Erik Hauri (left) and Alberto Saal (right) with the DTM NanoSIMS 50L ion microprobe, the instrument used to make the first measurements of water in lunar melt inclusions. Photo credit: Steve Jacobsen, Northwestern University

The Moon has much more water than previously thought, a team of scientists led by DTM’s Erik Hauri has discovered. Their research paper, published today in Science Express, shows that inclusions of magma trapped within crystals collected during the Apollo 17 mission contain 100 times more water than estimated in prior studies. These results could markedly change the prevailing theory about the Moon’s origin.

The announcement of the discovery was covered by media worldwide, including The New York Times, MSNBC, The Boston Globe, the BBC, and Bloomberg News.  A podcast of Hauri’s interview on National Public Radio’s Science Friday program can be found here.

The research team used a state-of-the-art NanoSIMS 50L ion microprobe to measure seven tiny samples of magma trapped within lunar crystals as so-called “melt inclusions.” These samples came from volcanic glass that contain crystal-hosted melt inclusions. The melt inclusions were prevented from losing their water when explosive volcanic eruptions brought them from depth and deposited them on the Moon’s surface eons ago.

“In contrast to most volcanic deposits, the melt inclusions are encased in crystals that prevent the escape of water and other volatiles during eruption. These samples provide the best window we have to the amount of water in the interior of the Moon,” said James Van Orman of Case Western Reserve University, a member of the team.  The paper’s authors are Hauri; Thomas Weinreich, Alberto Saal, and Malcolm Rutherford from Brown University; and Van Orman.

Backscatter electron image of a lunar melt inclusion surrounded by olivine, from Apollo 17 sample 74220. Skeletal crystals within the inclusion are a fine mixture of olivine and ilmenite. The inclusion is 30 micrometers across. Photo credit: John Armstrong, Geophysical Laboratory, Carnegie Institution of Washington

Compared with meteorites, Earth and the other inner planets of our solar system contain relatively low amounts of water and volatile elements, which were not abundant in the inner solar system during planet formation. The even lower quantites of these volatile elements found on the Moon has long been claimed as evidence that it must have formed following a high-temperature, catastrophic giant impact.
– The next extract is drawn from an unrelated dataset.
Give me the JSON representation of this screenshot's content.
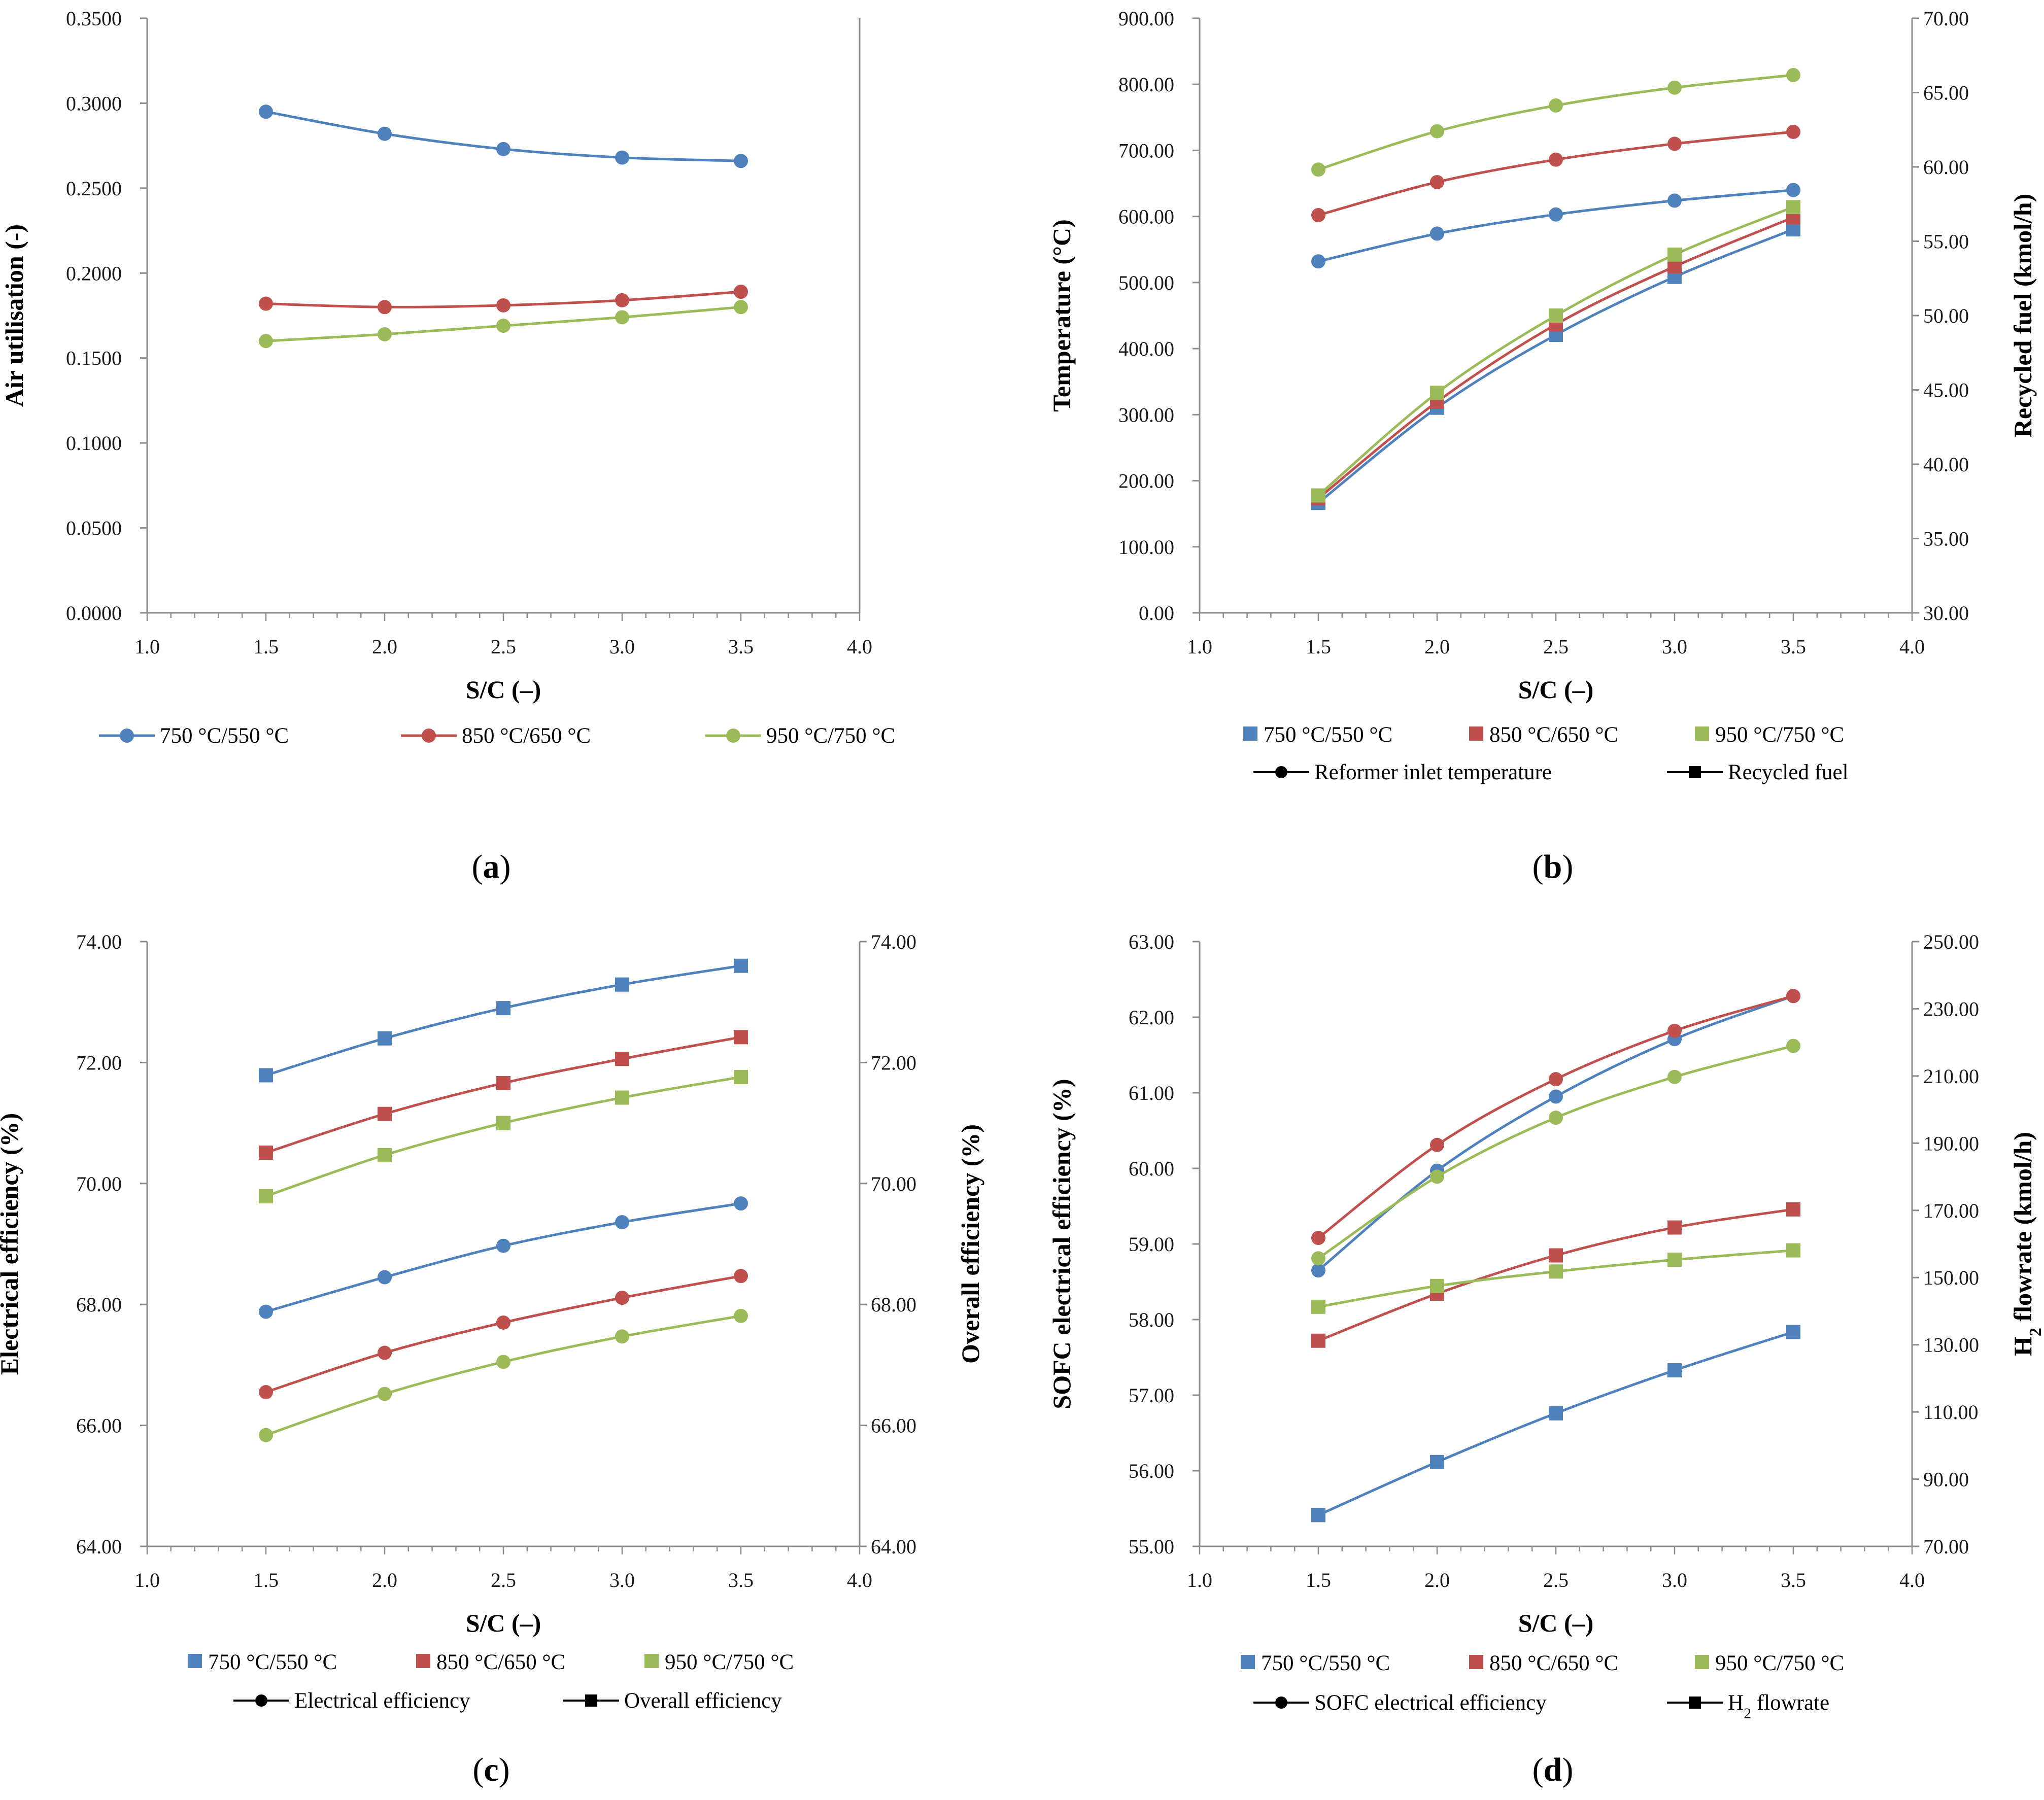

But this new research shows that aspects of this theory must be reevaluated.  The study also provides new momentum for returning similar samples from other planetary bodies in the solar system.
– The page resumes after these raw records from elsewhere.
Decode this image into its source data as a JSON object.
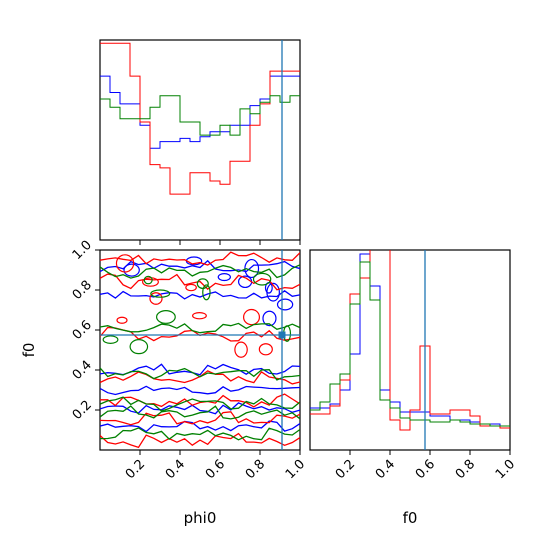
{
  "chart_data": {
    "type": "corner",
    "colors": {
      "blue": "#0000ff",
      "red": "#ff0000",
      "green": "#008000",
      "truth": "#1f77b4"
    },
    "parameters": [
      "phi0",
      "f0"
    ],
    "truths": {
      "phi0": 0.91,
      "f0": 0.575
    },
    "xlabel_phi0": "phi0",
    "xlabel_f0": "f0",
    "ylabel_f0": "f0",
    "ticks": [
      0.2,
      0.4,
      0.6,
      0.8,
      1.0
    ],
    "tick_labels": [
      "0.2",
      "0.4",
      "0.6",
      "0.8",
      "1.0"
    ],
    "range": [
      0.0,
      1.0
    ],
    "hist_phi0": {
      "edges": [
        0.0,
        0.05,
        0.1,
        0.15,
        0.2,
        0.25,
        0.3,
        0.35,
        0.4,
        0.45,
        0.5,
        0.55,
        0.6,
        0.65,
        0.7,
        0.75,
        0.8,
        0.85,
        0.9,
        0.95,
        1.0
      ],
      "series": [
        {
          "color": "blue",
          "values": [
            1.0,
            0.9,
            0.83,
            0.83,
            0.7,
            0.56,
            0.6,
            0.6,
            0.62,
            0.6,
            0.63,
            0.66,
            0.66,
            0.7,
            0.7,
            0.82,
            0.86,
            1.0,
            1.0,
            1.0
          ]
        },
        {
          "color": "red",
          "values": [
            1.2,
            1.2,
            1.2,
            1.0,
            0.72,
            0.46,
            0.44,
            0.28,
            0.28,
            0.41,
            0.41,
            0.36,
            0.34,
            0.48,
            0.48,
            0.7,
            0.83,
            1.03,
            1.03,
            1.03
          ]
        },
        {
          "color": "green",
          "values": [
            0.86,
            0.81,
            0.74,
            0.74,
            0.74,
            0.81,
            0.88,
            0.88,
            0.72,
            0.72,
            0.64,
            0.64,
            0.7,
            0.64,
            0.8,
            0.77,
            0.84,
            0.88,
            0.84,
            0.88
          ]
        }
      ]
    },
    "hist_f0": {
      "edges": [
        0.0,
        0.05,
        0.1,
        0.15,
        0.2,
        0.25,
        0.3,
        0.35,
        0.4,
        0.45,
        0.5,
        0.55,
        0.6,
        0.65,
        0.7,
        0.75,
        0.8,
        0.85,
        0.9,
        0.95,
        1.0
      ],
      "series": [
        {
          "color": "blue",
          "values": [
            0.21,
            0.21,
            0.23,
            0.3,
            0.48,
            0.98,
            0.82,
            0.3,
            0.24,
            0.19,
            0.19,
            0.19,
            0.17,
            0.17,
            0.15,
            0.15,
            0.14,
            0.13,
            0.13,
            0.12
          ]
        },
        {
          "color": "red",
          "values": [
            0.18,
            0.18,
            0.22,
            0.35,
            0.78,
            0.86,
            1.35,
            1.33,
            0.15,
            0.1,
            0.2,
            0.52,
            0.18,
            0.18,
            0.2,
            0.2,
            0.17,
            0.12,
            0.12,
            0.11
          ]
        },
        {
          "color": "green",
          "values": [
            0.2,
            0.24,
            0.33,
            0.38,
            0.73,
            0.94,
            0.75,
            0.25,
            0.21,
            0.16,
            0.15,
            0.15,
            0.14,
            0.14,
            0.15,
            0.14,
            0.13,
            0.13,
            0.12,
            0.12
          ]
        }
      ]
    },
    "contours_2d": {
      "series": [
        {
          "color": "blue",
          "levels_f": [
            0.12,
            0.21,
            0.3,
            0.4,
            0.78,
            0.92
          ],
          "wiggle": 0.022
        },
        {
          "color": "red",
          "levels_f": [
            0.05,
            0.16,
            0.24,
            0.36,
            0.58,
            0.84,
            0.96
          ],
          "wiggle": 0.028
        },
        {
          "color": "green",
          "levels_f": [
            0.08,
            0.19,
            0.23,
            0.38,
            0.62,
            0.89
          ],
          "wiggle": 0.025
        }
      ]
    }
  }
}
“Water plays a critical role in determining the tectonic behavior of planetary surfaces, the melting point of planetary interiors, and the location and eruptive style of planetary volcanoes,” said Hauri. “These kinds of volcanic deposits have been mapped on Mars and Venus, and even now are being mapped on Mercury by the MESSENGER mission; it is no longer a mystery where these deposits are and where to go to bring them back to Earth.  We can conceive of no sample type that would be more important to return to Earth than these volcanic glass samples ejected by explosive volcanism, which provide critical information on the water content of planetary interiors.”

Three years ago the same team, in a study led by Saal, reported the first evidence for the presence of water in lunar volcanic glasses and applied magma degassing models to estimate how much water was originally in the magmas before eruption.  Building on that study, Weinreich, a Brown University undergraduate, found the melt inclusions, allowing the team to measure the pre-eruption concentration of water in the magma and estimate the amount of water in the Moon's interior.

“The bottom line,” said Saal, “is that in 2008, we said the primitive water content in the lunar magmas should be similar to lavas coming from the Earth's depleted upper mantle. Now, we have proven that is indeed the case.”

The study also puts a new twist on the origin of water ice detected in craters at the lunar poles by several recent NASA missions.  The ice has been attributed to comet and meteoroid impacts, but it is possible that some of this ice could have come from the water released by past eruptions of lunar magmas.

These findings should also be taken into account when analyzing samples from other planetary bodies in our solar system. The paper’s authors say these results show that their method of analysis is the only way to accurately and directly determine the water content of a planet’s interior.

The research was supported by CIW, NASA’s LASER and Cosmochemistry programs, the NASA Lunar Science Institute, and the NASA Astrobiology Institute.